Welcome to the new Energy Central — same great community, now with a smoother experience. To login, use your Energy Central email and reset your password.

The Role of Microgrid Controllers in Shaping Loads

A microgrid controller can assist utility companies as they plan how to manage a fully renewable, multi-directional, resilient grid.

By using microgrid controllers at important grid locations the system can offer swift, automatic control of assets. The automated controls can be utilized at substations, in front-of-the-meter and behind-the-meter microgrids, in utility-owned renewable energy resources like solar or wind farms, battery, hydrogen or other energy storage systems, as well as businesses and academic campuses.

Microgrid controllers are able to address many common grid challenges at a reduced cost and with lower disruption to operations than many more traditional systems. For example, when non-utility-managed DERs cause voltage fluctuations at a substation, a microgrid controller can use real-time control to keep the grid within normal parameters by maintaining swift (sub second) load management.

There are six ways in which microgrid controllers are beneficial to modern grid problems. Because many of these issues are interrelated, a single microgrid controller can solve several simultaneously.

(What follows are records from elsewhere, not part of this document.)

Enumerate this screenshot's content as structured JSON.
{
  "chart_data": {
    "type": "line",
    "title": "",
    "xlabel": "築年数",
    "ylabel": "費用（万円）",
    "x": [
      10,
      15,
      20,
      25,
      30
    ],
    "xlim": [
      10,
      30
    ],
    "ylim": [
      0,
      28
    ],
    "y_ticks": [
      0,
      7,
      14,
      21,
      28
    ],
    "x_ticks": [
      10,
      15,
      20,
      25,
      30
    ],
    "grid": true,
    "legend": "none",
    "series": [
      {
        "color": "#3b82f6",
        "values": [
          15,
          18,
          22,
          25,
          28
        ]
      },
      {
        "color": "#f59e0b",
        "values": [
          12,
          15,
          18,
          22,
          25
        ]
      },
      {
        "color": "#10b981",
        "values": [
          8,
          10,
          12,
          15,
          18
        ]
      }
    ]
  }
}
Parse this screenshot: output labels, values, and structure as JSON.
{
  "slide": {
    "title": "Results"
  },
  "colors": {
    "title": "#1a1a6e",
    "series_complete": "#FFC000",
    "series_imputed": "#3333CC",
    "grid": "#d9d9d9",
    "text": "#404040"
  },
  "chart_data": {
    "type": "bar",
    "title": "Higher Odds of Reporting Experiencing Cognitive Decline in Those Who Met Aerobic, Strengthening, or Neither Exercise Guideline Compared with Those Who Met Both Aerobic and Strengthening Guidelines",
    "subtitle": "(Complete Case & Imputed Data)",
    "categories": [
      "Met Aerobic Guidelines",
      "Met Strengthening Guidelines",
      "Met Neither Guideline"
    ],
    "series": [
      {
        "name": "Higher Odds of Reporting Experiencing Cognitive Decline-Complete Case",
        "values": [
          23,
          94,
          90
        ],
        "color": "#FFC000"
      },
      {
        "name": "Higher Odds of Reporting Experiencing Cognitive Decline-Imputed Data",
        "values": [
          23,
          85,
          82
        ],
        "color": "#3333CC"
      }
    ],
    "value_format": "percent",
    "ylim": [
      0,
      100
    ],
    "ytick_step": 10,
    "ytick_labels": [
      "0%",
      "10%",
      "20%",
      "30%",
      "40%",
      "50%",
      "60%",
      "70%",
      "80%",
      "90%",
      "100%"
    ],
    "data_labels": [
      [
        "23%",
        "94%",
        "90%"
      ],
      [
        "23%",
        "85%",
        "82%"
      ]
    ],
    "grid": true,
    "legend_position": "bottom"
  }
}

The Case for Utilizing Microgrid Controllers

 

Improved Speed, Accuracy and Efficiency

Microgrid controllers help utilities, campuses, and communities manage and coordinate localized DERs and loads. They independently balance real and reactive power and efficiently dispatch resources for resiliency, power quality, and economic benefit. Because real-time controls make decisions using artificial intelligence based on data that is delivered 200 times faster than the sampling range of conventional SCADA systems, the controls provide an accurate snapshot of power quality that enables autonomy and instantaneous response to current conditions. This eliminates the multi-second lag times and need for human response inherent in SCADA systems. It also eliminates improvised workarounds for managing more DERs.

 

Stabilizing Intermittency

Clouds come and go, and EV drivers migrate between home and work in a collective pattern, creating shifts in supply and demand that can push local grid nodes from stable to struggling in a blink. Microgrid controllers provide frequency maintenance and keep microgrids or grid nodes in balance.

 

Load Shaping

Sometimes DER or EV adoption is much greater on one portion of the grid than the next. With microgrid controllers at multiple substations, grid operators can reshape a load profile and optimize across a broader portion of the system. They do this by creating a “sharing economy” where substations with excess energy share with substations in need.

 

Reducing Emissions

Utilities are working to reduce carbon emissions in the fight against climate change. Microgrid controllers help reduce reliance on fossil fuels by optimizing renewable sources and reducing their curtailment. They do so through time-synchronized and coordinated control of up to thousands of DERs.

 

Improving Resiliency

Natural disasters threaten electric grids. We have seen recently that wildfires, drought, hurricanes, and freezing weather can be serious issues. Microgrid controllers increase system resiliency and help avoid blackouts during unplanned events and extreme weather. They manage local voltage fluctuations and excursions, stabilize the grid by coordinating assets, and maintain service without interruption for systems like microgrids even during a grid outage.

 

Promoting Regulatory Support

Utilities need regulatory support to execute their grid road map and to win that support they must justify their expenses. Microgrid controllers save utilities and their customers money by improving current asset utilization. Utilities can obtain detailed insights about system performance and design a plan to release maximum value and the optimum position for emerging tariffs and market conditions.

This shows that microgrid controllers are one of the ways to ensure that supply and demand can be synchronized as we move towards an energy transition and net zero.